Crise socio-politique au Mali: la CEDEAO échoue à nouveau à trouver un accord

    Toujours pas de compromis entre le président Ibrahim Boubacar Kéita et le M5-RFP. Le mouvement de contestation qui demande son départ. La médiation des 5 chefs d’Etat de la CEDAO n’a pas permis de trouver un compromis entre les deux parties. Les leaders du M5 affirment rester sur leur position et estiment que rien n’a été fait.

LA MISSION DES CINQ CHEFS D’ÉTAT OUEST-AFRICAINS DIRIGÉE PAR LE PRÉSIDENT EN EXERCICE DE LA CÉDÉAO MAHAMADOU ISSOUFOU A PRIS FIN JEUDI SOIR 23 JUILLET. SI CE DERNIER NE «DÉSESPÈRE PAS» DE TROUVER UN COMPROMIS, POUR L’OPPOSITION, LES LIGNES N’ONT PAS ÉVOLUÉ. LA CÉDÉAO RENOUVÈLE SON SOUTIEN AU PRÉSIDENT IBK.

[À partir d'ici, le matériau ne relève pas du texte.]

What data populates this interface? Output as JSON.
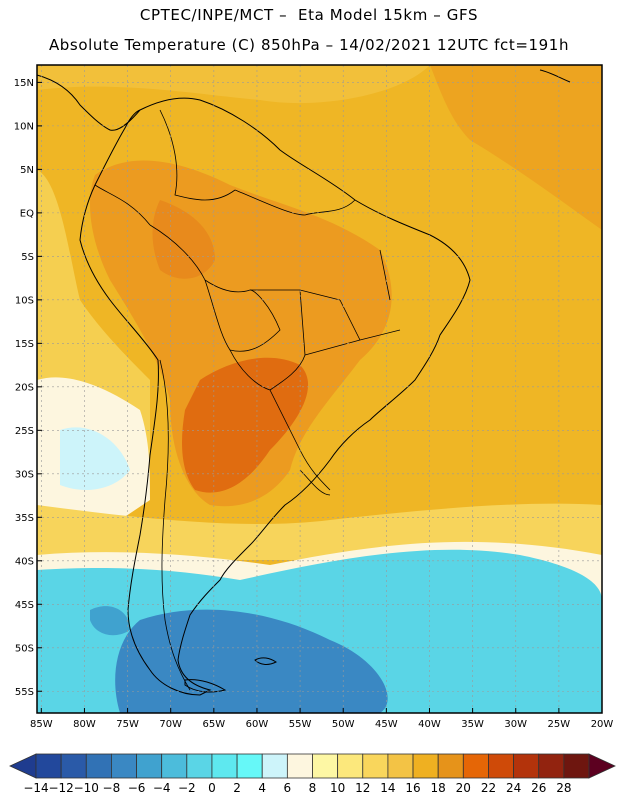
{
  "title_line1": "CPTEC/INPE/MCT –  Eta Model 15km – GFS",
  "title_line2": "Absolute Temperature (C) 850hPa – 14/02/2021 12UTC fct=191h",
  "lat_labels": [
    "15N",
    "10N",
    "5N",
    "EQ",
    "5S",
    "10S",
    "15S",
    "20S",
    "25S",
    "30S",
    "35S",
    "40S",
    "45S",
    "50S",
    "55S"
  ],
  "lat_values": [
    15,
    10,
    5,
    0,
    -5,
    -10,
    -15,
    -20,
    -25,
    -30,
    -35,
    -40,
    -45,
    -50,
    -55
  ],
  "lon_labels": [
    "85W",
    "80W",
    "75W",
    "70W",
    "65W",
    "60W",
    "55W",
    "50W",
    "45W",
    "40W",
    "35W",
    "30W",
    "25W",
    "20W"
  ],
  "lon_values": [
    -85,
    -80,
    -75,
    -70,
    -65,
    -60,
    -55,
    -50,
    -45,
    -40,
    -35,
    -30,
    -25,
    -20
  ],
  "extent": {
    "lon_min": -85.5,
    "lon_max": -20,
    "lat_min": -57.5,
    "lat_max": 17
  },
  "colorbar": {
    "labels": [
      "-14",
      "-12",
      "-10",
      "-8",
      "-6",
      "-4",
      "-2",
      "0",
      "2",
      "4",
      "6",
      "8",
      "10",
      "12",
      "14",
      "16",
      "18",
      "20",
      "22",
      "24",
      "26",
      "28"
    ],
    "colors": [
      "#1f3c8f",
      "#22489c",
      "#2a5aa8",
      "#3172b5",
      "#3a88c3",
      "#40a2cf",
      "#4cbcdb",
      "#5ad5e6",
      "#5ee8ef",
      "#66f8f8",
      "#cdf4fa",
      "#fdf6df",
      "#fdf7a4",
      "#fce87c",
      "#f9d65c",
      "#f3c345",
      "#efb021",
      "#e6931a",
      "#e56606",
      "#cf4a08",
      "#b3330b",
      "#92230f",
      "#6e160f",
      "#5c0020"
    ]
  },
  "map_colors": {
    "ocean_tropical": "#efb625",
    "land_warm": "#ec9b20",
    "land_hot": "#e26e10",
    "temperate": "#f7d45b",
    "cool": "#fdf6df",
    "cold": "#5ad5e6",
    "coldest": "#3a88c3",
    "border": "#000000"
  }
}
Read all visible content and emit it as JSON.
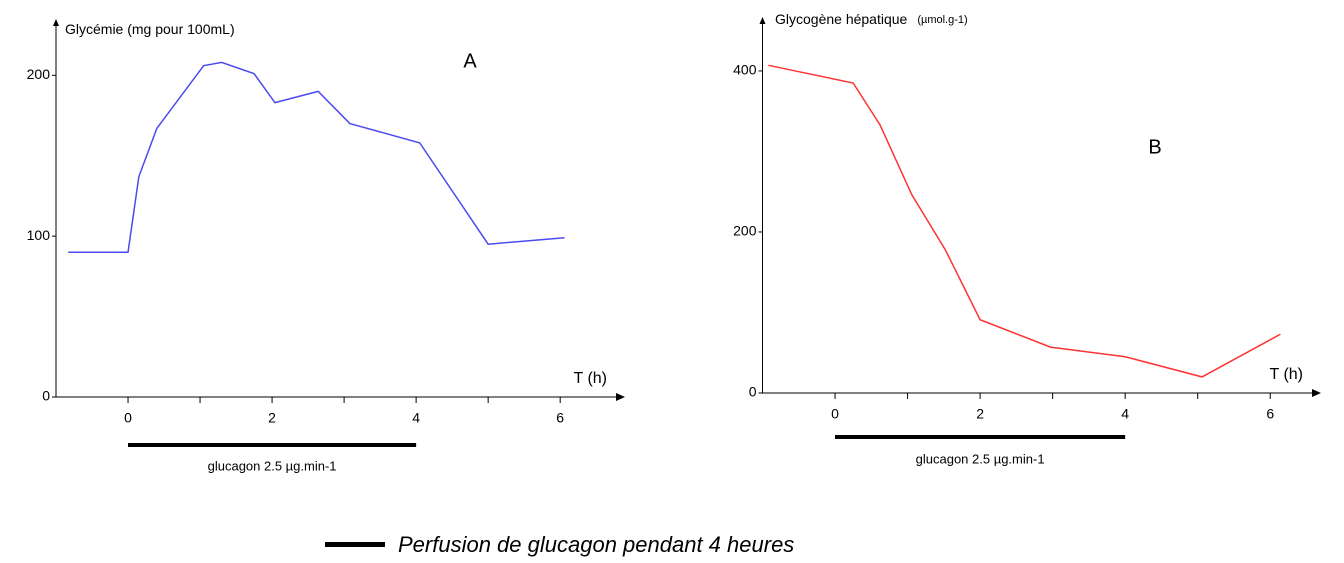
{
  "chart_data": [
    {
      "type": "line",
      "panel_label": "A",
      "ylabel": "Glycémie (mg pour 100mL)",
      "xlabel": "T (h)",
      "x": [
        -0.83,
        0,
        0.15,
        0.4,
        1.05,
        1.3,
        1.75,
        2.04,
        2.64,
        3.08,
        4.05,
        5.0,
        6.06
      ],
      "series": [
        {
          "color": "#4b4bf0",
          "values": [
            90,
            90,
            137,
            167,
            206,
            208,
            201,
            183,
            190,
            170,
            158,
            95,
            99
          ]
        }
      ],
      "xlim": [
        -1,
        6.9
      ],
      "xticks": [
        0,
        2,
        4,
        6
      ],
      "xminorticks": [
        1,
        3,
        5
      ],
      "ylim": [
        0,
        235
      ],
      "yticks": [
        0,
        100,
        200
      ],
      "annotation_bar": {
        "label": "glucagon 2.5 µg.min-1",
        "x": [
          0,
          4
        ]
      }
    },
    {
      "type": "line",
      "panel_label": "B",
      "ylabel": "Glycogène hépatique",
      "ylabel_unit": "(µmol.g-1)",
      "xlabel": "T (h)",
      "x": [
        -0.92,
        0.25,
        0.62,
        1.06,
        1.52,
        2.0,
        2.97,
        4.0,
        5.06,
        6.14
      ],
      "series": [
        {
          "color": "#ff3333",
          "values": [
            407,
            385,
            333,
            246,
            178,
            91,
            57,
            45,
            20,
            73
          ]
        }
      ],
      "xlim": [
        -1,
        6.7
      ],
      "xticks": [
        0,
        2,
        4,
        6
      ],
      "xminorticks": [
        1,
        3,
        5
      ],
      "ylim": [
        0,
        467
      ],
      "yticks": [
        0,
        200,
        400
      ],
      "annotation_bar": {
        "label": "glucagon 2.5 µg.min-1",
        "x": [
          0,
          4
        ]
      }
    }
  ],
  "legend": "Perfusion de glucagon pendant 4 heures"
}
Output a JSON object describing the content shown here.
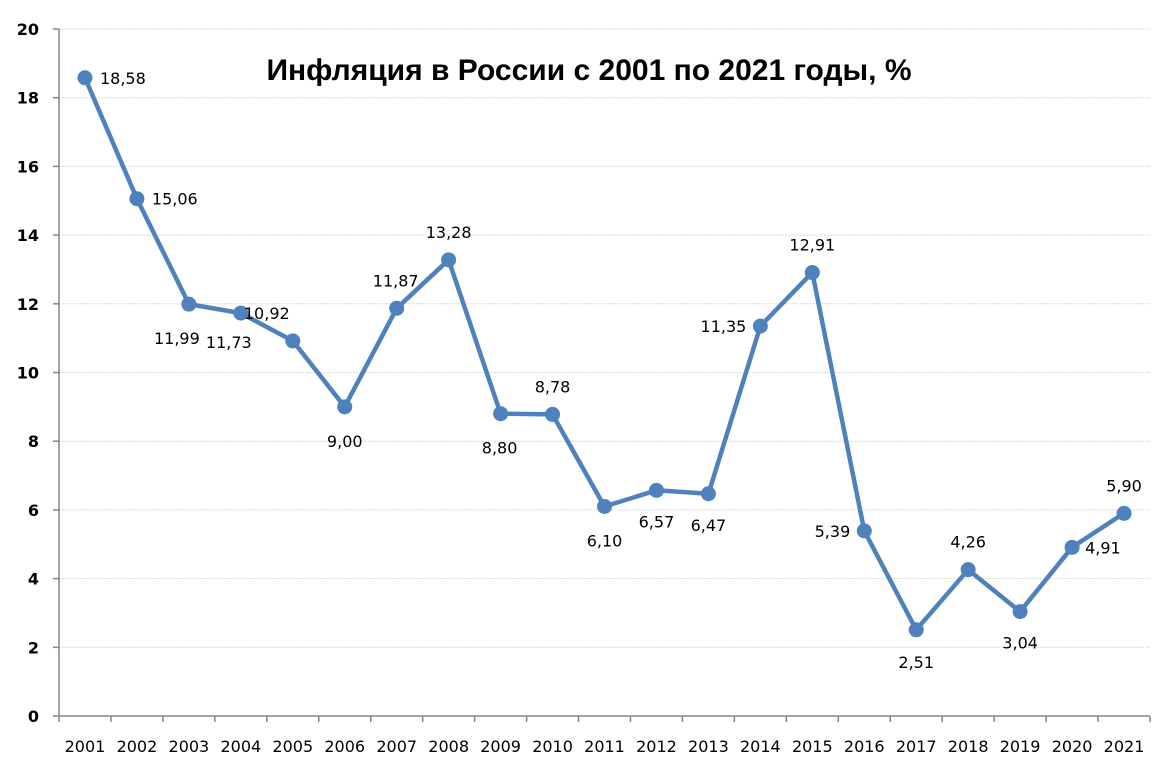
{
  "chart_data": {
    "type": "line",
    "title": "Инфляция в России с 2001 по 2021 годы, %",
    "xlabel": "",
    "ylabel": "",
    "categories": [
      "2001",
      "2002",
      "2003",
      "2004",
      "2005",
      "2006",
      "2007",
      "2008",
      "2009",
      "2010",
      "2011",
      "2012",
      "2013",
      "2014",
      "2015",
      "2016",
      "2017",
      "2018",
      "2019",
      "2020",
      "2021"
    ],
    "series": [
      {
        "name": "Инфляция, %",
        "color": "#4F81BD",
        "values": [
          18.58,
          15.06,
          11.99,
          11.73,
          10.92,
          9.0,
          11.87,
          13.28,
          8.8,
          8.78,
          6.1,
          6.57,
          6.47,
          11.35,
          12.91,
          5.39,
          2.51,
          4.26,
          3.04,
          4.91,
          5.9
        ],
        "labels": [
          "18,58",
          "15,06",
          "11,99",
          "11,73",
          "10,92",
          "9,00",
          "11,87",
          "13,28",
          "8,80",
          "8,78",
          "6,10",
          "6,57",
          "6,47",
          "11,35",
          "12,91",
          "5,39",
          "2,51",
          "4,26",
          "3,04",
          "4,91",
          "5,90"
        ]
      }
    ],
    "ylim": [
      0,
      20
    ],
    "yticks": [
      "0",
      "2",
      "4",
      "6",
      "8",
      "10",
      "12",
      "14",
      "16",
      "18",
      "20"
    ],
    "grid": true,
    "legend": "none"
  }
}
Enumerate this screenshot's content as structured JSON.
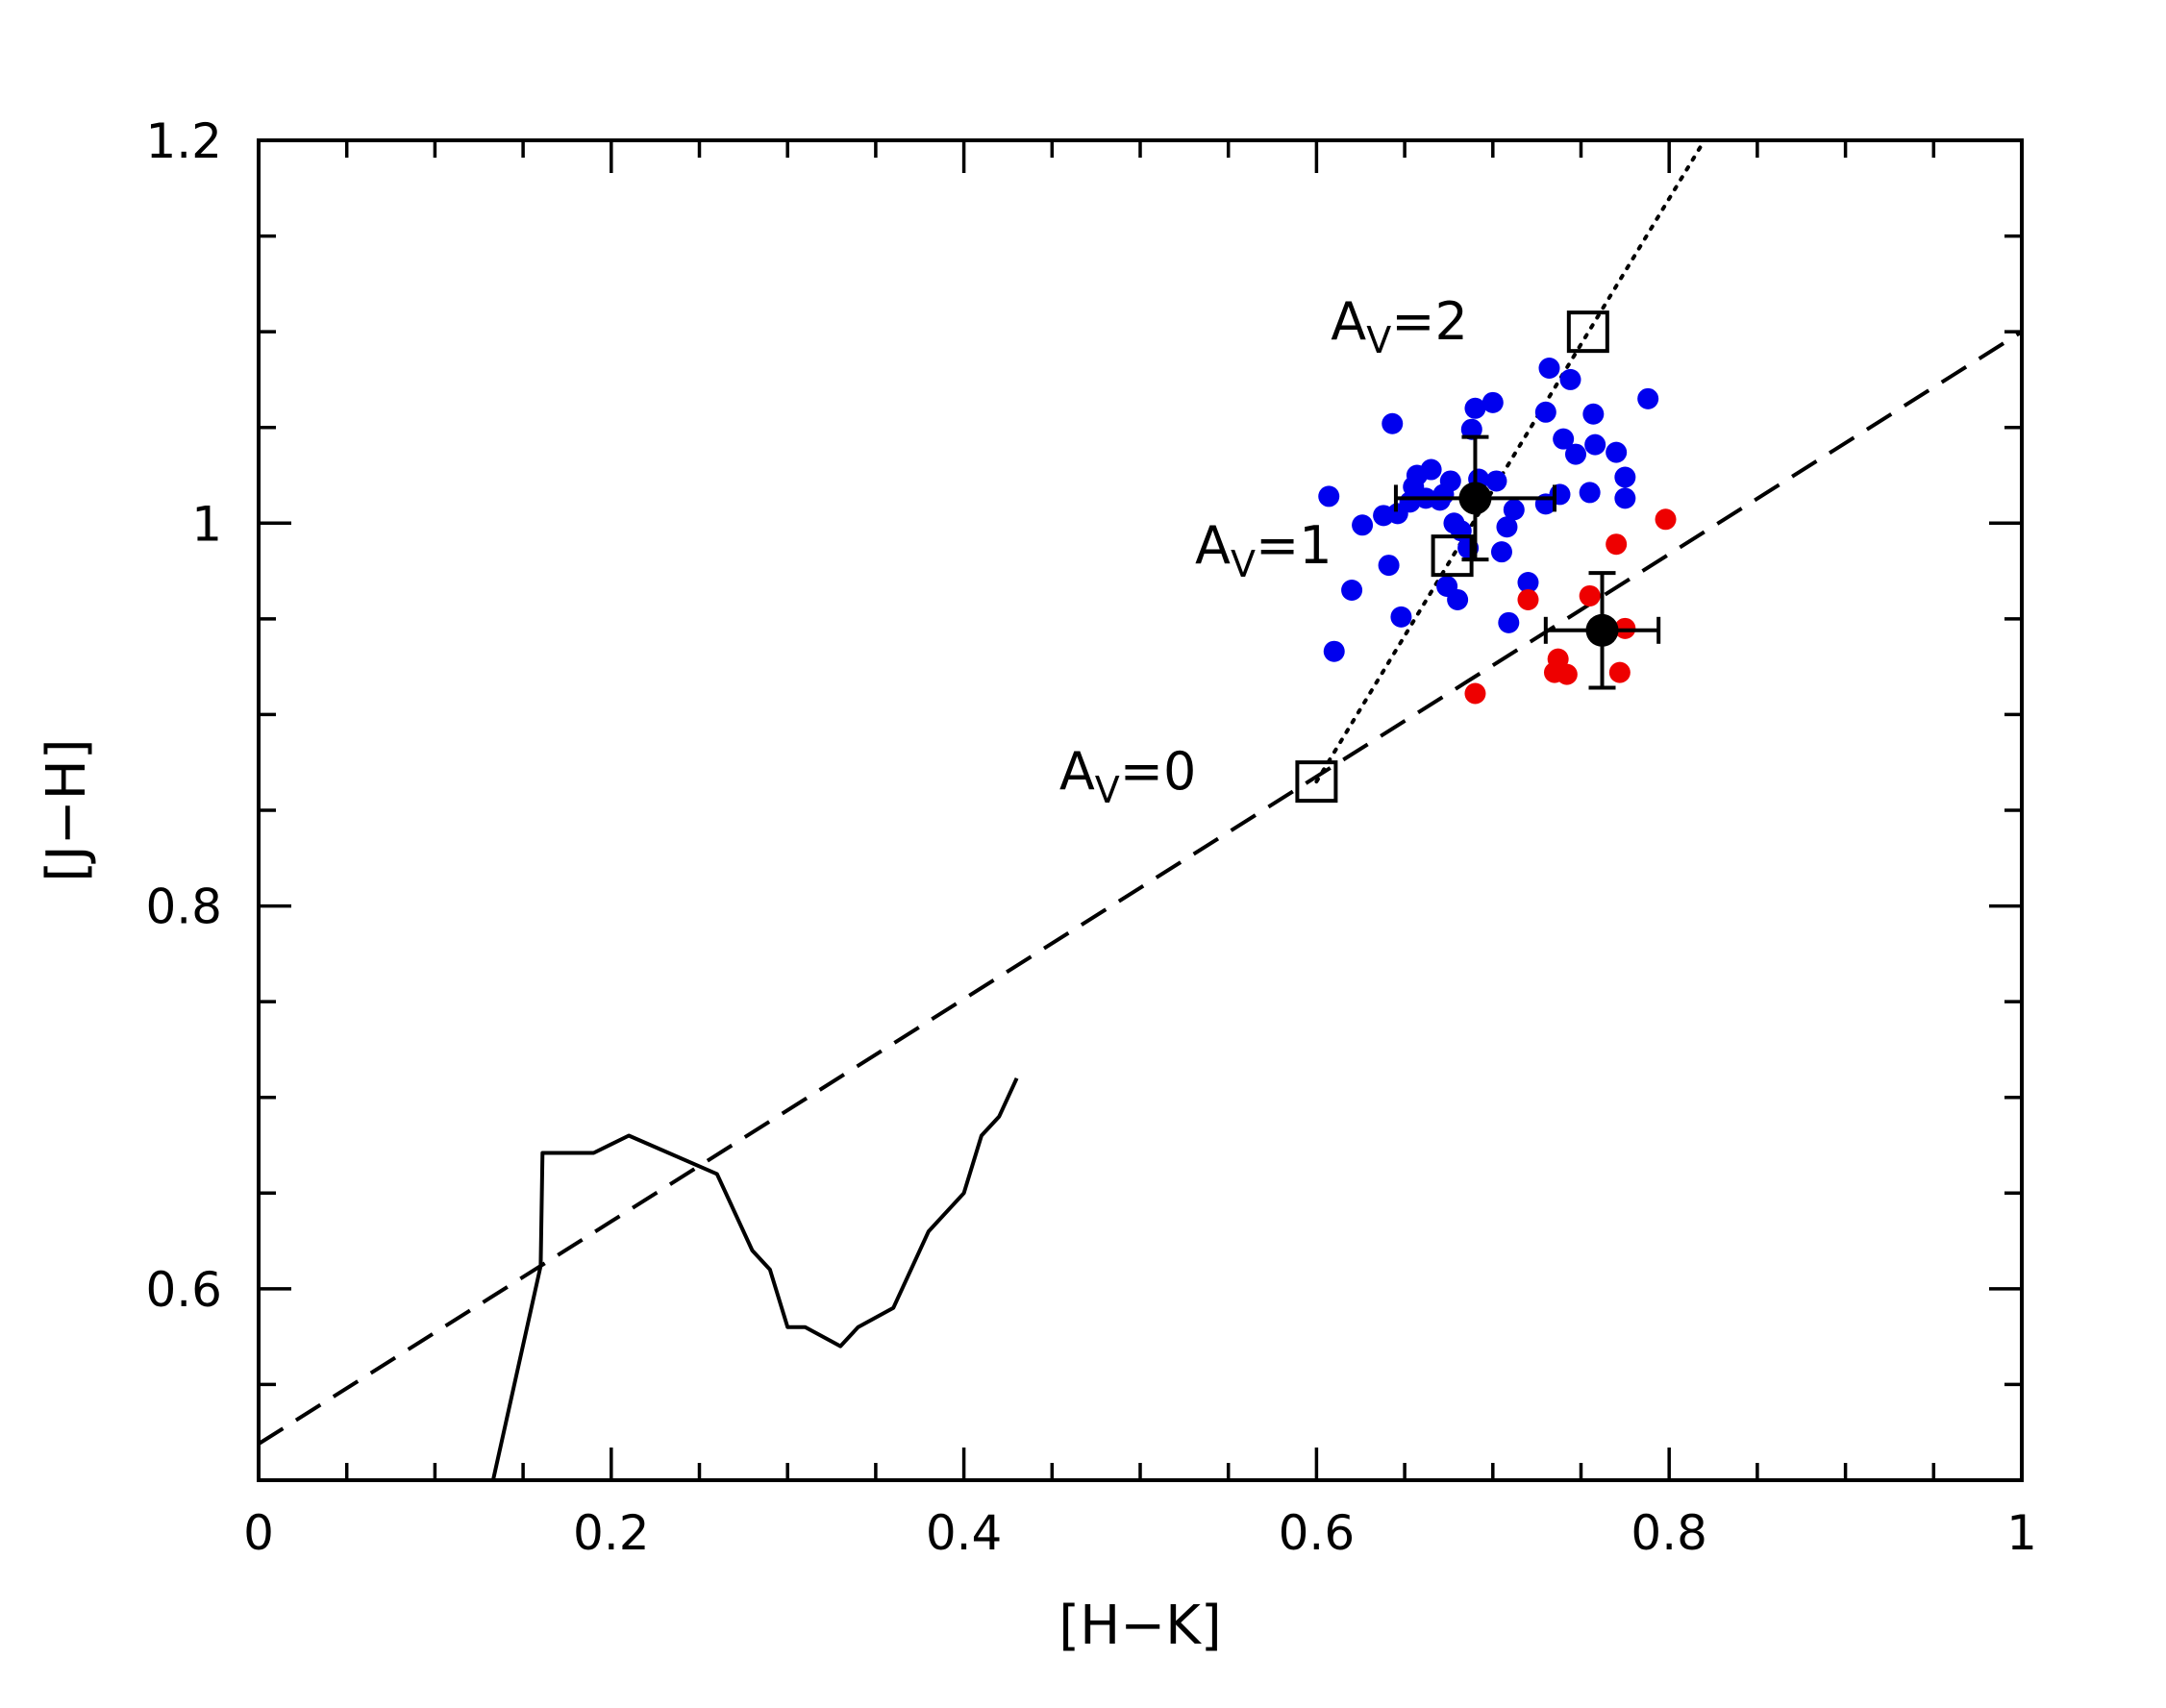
{
  "chart_data": {
    "type": "scatter",
    "xlabel": "[H−K]",
    "ylabel": "[J−H]",
    "xlim": [
      0,
      1
    ],
    "ylim": [
      0.5,
      1.2
    ],
    "x_ticks": [
      {
        "value": 0,
        "label": "0"
      },
      {
        "value": 0.2,
        "label": "0.2"
      },
      {
        "value": 0.4,
        "label": "0.4"
      },
      {
        "value": 0.6,
        "label": "0.6"
      },
      {
        "value": 0.8,
        "label": "0.8"
      },
      {
        "value": 1,
        "label": "1"
      }
    ],
    "y_ticks": [
      {
        "value": 0.6,
        "label": "0.6"
      },
      {
        "value": 0.8,
        "label": "0.8"
      },
      {
        "value": 1,
        "label": "1"
      },
      {
        "value": 1.2,
        "label": "1.2"
      }
    ],
    "grid": false,
    "series": [
      {
        "kind": "scatter",
        "color": "#0000ee",
        "points": [
          [
            0.607,
            1.014
          ],
          [
            0.61,
            0.933
          ],
          [
            0.62,
            0.965
          ],
          [
            0.626,
            0.999
          ],
          [
            0.638,
            1.004
          ],
          [
            0.641,
            0.978
          ],
          [
            0.643,
            1.052
          ],
          [
            0.646,
            1.005
          ],
          [
            0.648,
            0.951
          ],
          [
            0.653,
            1.011
          ],
          [
            0.655,
            1.019
          ],
          [
            0.657,
            1.025
          ],
          [
            0.662,
            1.013
          ],
          [
            0.665,
            1.028
          ],
          [
            0.67,
            1.012
          ],
          [
            0.672,
            1.015
          ],
          [
            0.674,
            0.967
          ],
          [
            0.676,
            1.022
          ],
          [
            0.678,
            1.0
          ],
          [
            0.68,
            0.96
          ],
          [
            0.682,
            0.996
          ],
          [
            0.686,
            0.987
          ],
          [
            0.688,
            1.049
          ],
          [
            0.69,
            1.06
          ],
          [
            0.69,
            1.012
          ],
          [
            0.692,
            1.023
          ],
          [
            0.7,
            1.063
          ],
          [
            0.702,
            1.022
          ],
          [
            0.705,
            0.985
          ],
          [
            0.708,
            0.998
          ],
          [
            0.709,
            0.948
          ],
          [
            0.712,
            1.007
          ],
          [
            0.72,
            0.969
          ],
          [
            0.73,
            1.058
          ],
          [
            0.73,
            1.01
          ],
          [
            0.732,
            1.081
          ],
          [
            0.738,
            1.015
          ],
          [
            0.74,
            1.044
          ],
          [
            0.744,
            1.075
          ],
          [
            0.747,
            1.036
          ],
          [
            0.755,
            1.016
          ],
          [
            0.757,
            1.057
          ],
          [
            0.758,
            1.041
          ],
          [
            0.77,
            1.037
          ],
          [
            0.775,
            1.024
          ],
          [
            0.775,
            1.013
          ],
          [
            0.788,
            1.065
          ]
        ]
      },
      {
        "kind": "scatter",
        "color": "#ee0000",
        "points": [
          [
            0.69,
            0.911
          ],
          [
            0.72,
            0.96
          ],
          [
            0.735,
            0.922
          ],
          [
            0.737,
            0.929
          ],
          [
            0.742,
            0.921
          ],
          [
            0.755,
            0.962
          ],
          [
            0.77,
            0.989
          ],
          [
            0.772,
            0.922
          ],
          [
            0.775,
            0.945
          ],
          [
            0.798,
            1.002
          ]
        ]
      }
    ],
    "means": [
      {
        "x": 0.69,
        "y": 1.013,
        "xerr": 0.045,
        "yerr": 0.032
      },
      {
        "x": 0.762,
        "y": 0.944,
        "xerr": 0.032,
        "yerr": 0.03
      }
    ],
    "dashed_line": {
      "points": [
        [
          0,
          0.519
        ],
        [
          1,
          1.1
        ]
      ]
    },
    "dotted_line": {
      "points": [
        [
          0.6,
          0.865
        ],
        [
          0.82,
          1.2
        ]
      ]
    },
    "reddening_markers": [
      {
        "x": 0.6,
        "y": 0.865,
        "label": "A",
        "sub": "V",
        "rest": "=0"
      },
      {
        "x": 0.677,
        "y": 0.983,
        "label": "A",
        "sub": "V",
        "rest": "=1"
      },
      {
        "x": 0.754,
        "y": 1.1,
        "label": "A",
        "sub": "V",
        "rest": "=2"
      }
    ],
    "solid_curve": {
      "points": [
        [
          0.133,
          0.5
        ],
        [
          0.16,
          0.612
        ],
        [
          0.161,
          0.671
        ],
        [
          0.19,
          0.671
        ],
        [
          0.21,
          0.68
        ],
        [
          0.26,
          0.66
        ],
        [
          0.28,
          0.62
        ],
        [
          0.29,
          0.61
        ],
        [
          0.3,
          0.58
        ],
        [
          0.31,
          0.58
        ],
        [
          0.33,
          0.57
        ],
        [
          0.34,
          0.58
        ],
        [
          0.36,
          0.59
        ],
        [
          0.38,
          0.63
        ],
        [
          0.4,
          0.65
        ],
        [
          0.41,
          0.68
        ],
        [
          0.42,
          0.69
        ],
        [
          0.43,
          0.71
        ]
      ]
    }
  }
}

Journée très chargée mais sans compromis à l’arrivée. C’est ce qui résume cette nouvelle médiation de la CEDEAO (Communauté  pour dénouer la crise sociopolitique au Mali. Les 5 dirigeants ouest-africains ont rencontré le Président Ibrahim Boubacar Kéita à Koulouba dans la journée. Ils ont ensuite reçu, dans la soirée, les leaders du M5-RFP. Le mouvement qui réclame le départ du Président IBK. Si rien n’a filtré de cette rencontre avec le chef de l’Etat, les leaders du M5, ont à leur sortie, affirmé rester sur leur position.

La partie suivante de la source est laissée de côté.